Protection type	Rights granted	Limitations
Patent	Developer controls who can grow commercially or use for breeding	None mentioned; strongest protection
Plant variety certificate	Developer has some control	Research exemption (unclear scope) + farmer exemption (limited seed sales)

📜 Plant variety certificate exemptions

• Research exemption: not clearly defined; whether it prevents breeding use has never been tested in courts. The excerpt strongly advises getting written permission before using any germplasm for breeding.
• Farmer exemption: defined by U.S. Supreme Court—farmers can produce and sell only the amount of seed needed to plant their own farm.
  • Example: if a farmer needs 200 units to plant their farm, they can only sell the unused portion of those 200 units to another farmer.

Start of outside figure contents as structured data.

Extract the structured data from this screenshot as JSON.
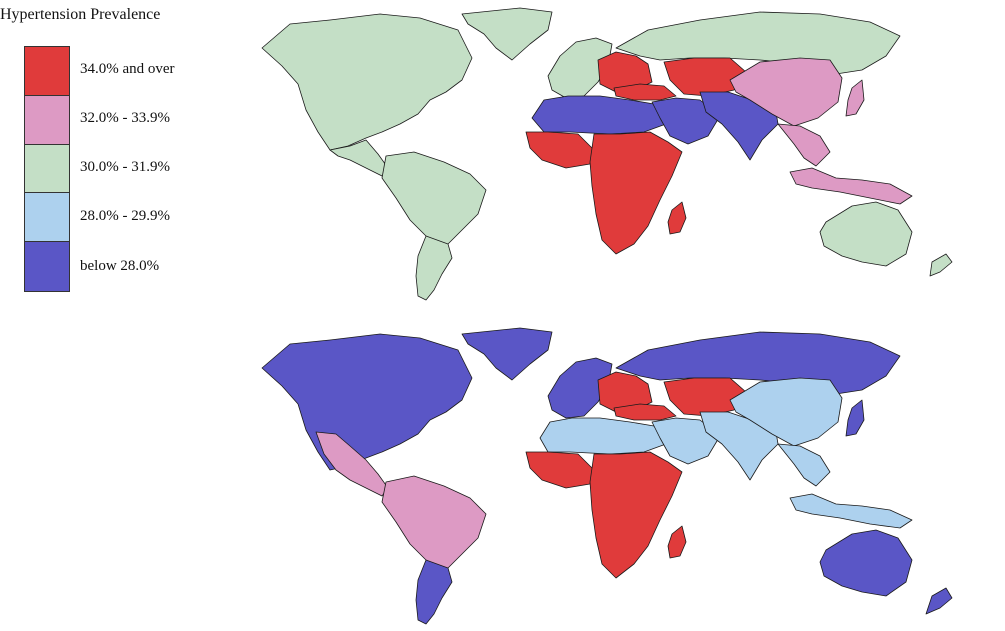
{
  "legend": {
    "title": "Hypertension Prevalence",
    "items": [
      {
        "label": "34.0% and over",
        "color": "#e03b3b"
      },
      {
        "label": "32.0% - 33.9%",
        "color": "#dd9ac4"
      },
      {
        "label": "30.0% - 31.9%",
        "color": "#c4dfc6"
      },
      {
        "label": "28.0% - 29.9%",
        "color": "#add1ee"
      },
      {
        "label": "below 28.0%",
        "color": "#5a56c6"
      }
    ]
  },
  "maps": {
    "top": {
      "north_america": 2,
      "greenland": 2,
      "central_america": 2,
      "south_america": 2,
      "southern_cone": 2,
      "western_europe": 2,
      "eastern_europe": 0,
      "russia": 2,
      "turkey_caucasus": 0,
      "central_asia": 0,
      "north_africa": 4,
      "west_africa": 0,
      "sub_saharan_africa": 0,
      "madagascar": 0,
      "middle_east": 4,
      "south_asia": 4,
      "china": 1,
      "southeast_asia": 1,
      "japan": 1,
      "indonesia": 1,
      "australia": 2,
      "new_zealand": 2
    },
    "bottom": {
      "north_america": 4,
      "greenland": 4,
      "central_america": 1,
      "south_america": 1,
      "southern_cone": 4,
      "western_europe": 4,
      "eastern_europe": 0,
      "russia": 4,
      "turkey_caucasus": 0,
      "central_asia": 0,
      "north_africa": 3,
      "west_africa": 0,
      "sub_saharan_africa": 0,
      "madagascar": 0,
      "middle_east": 3,
      "south_asia": 3,
      "china": 3,
      "southeast_asia": 3,
      "japan": 4,
      "indonesia": 3,
      "australia": 4,
      "new_zealand": 4
    }
  }
}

🤝 Alternative: license agreements

• Applying for patents or certificates is time-consuming and expensive.
• Enforcement is the developer's responsibility.
• Some developers skip legal protection and instead use license agreements with seed producers/marketers that restrict who can produce, sell, or breed with the germplasm.

🏷️ Branding and naming

🏷️ How branding works in the U.S.

• A cultivar can be licensed to multiple companies, each giving it their own brand name.
• Legally, a cultivar can have only one cultivar name, but unlimited brand names.
• Labeling requirement: must notify buyers it's a brand, e.g., "Brand XYZ – Variety not stated."
• This system does not exist in some other countries (e.g., Canada allows only a single name per cultivar).

⚠️ Disadvantage for buyers

• Buyers cannot tell if seed from different companies is genetically identical.
• A buyer wanting to plant several different cultivars could accidentally purchase the same one under different brand names from different companies.
• Don't confuse: a brand name is not the same as a cultivar name; multiple brands may represent the same genetic material.

🌾 Seed certification system

🌾 What certification provides

Seed certification: a voluntary system where a third party verifies the genetic identity and purity of seed for sellers.

• The international organization is the Association of Official Certifying Agencies (AOSCA).
• In the U.S., state-level units are commonly called Crop Improvement Associations.
• Services vary by state; each state's association can be found by searching "[State name] Crop Improvement Association."

📋 Certification classes and tags

• Breeder seed → produces Foundation class (white tag)
• Foundation → produces Registered class (purple tag) or Certified class (blue tag)
• Registered → can also produce Certified class in some states
• Standards and inspected traits vary by crop; search "[Crop name] Seed Certification Standards" for details.

✅ Voluntary nature

• Use of certification is optional for seed developers and marketers.
• Advantage for buyers: third-party assurance of cultivar identity.
• Companies not using certification rely on internal systems and consumer trust to verify cultivar names or brands.
• Don't confuse: certification is not a legal requirement; it's a market service that companies choose to use or not use.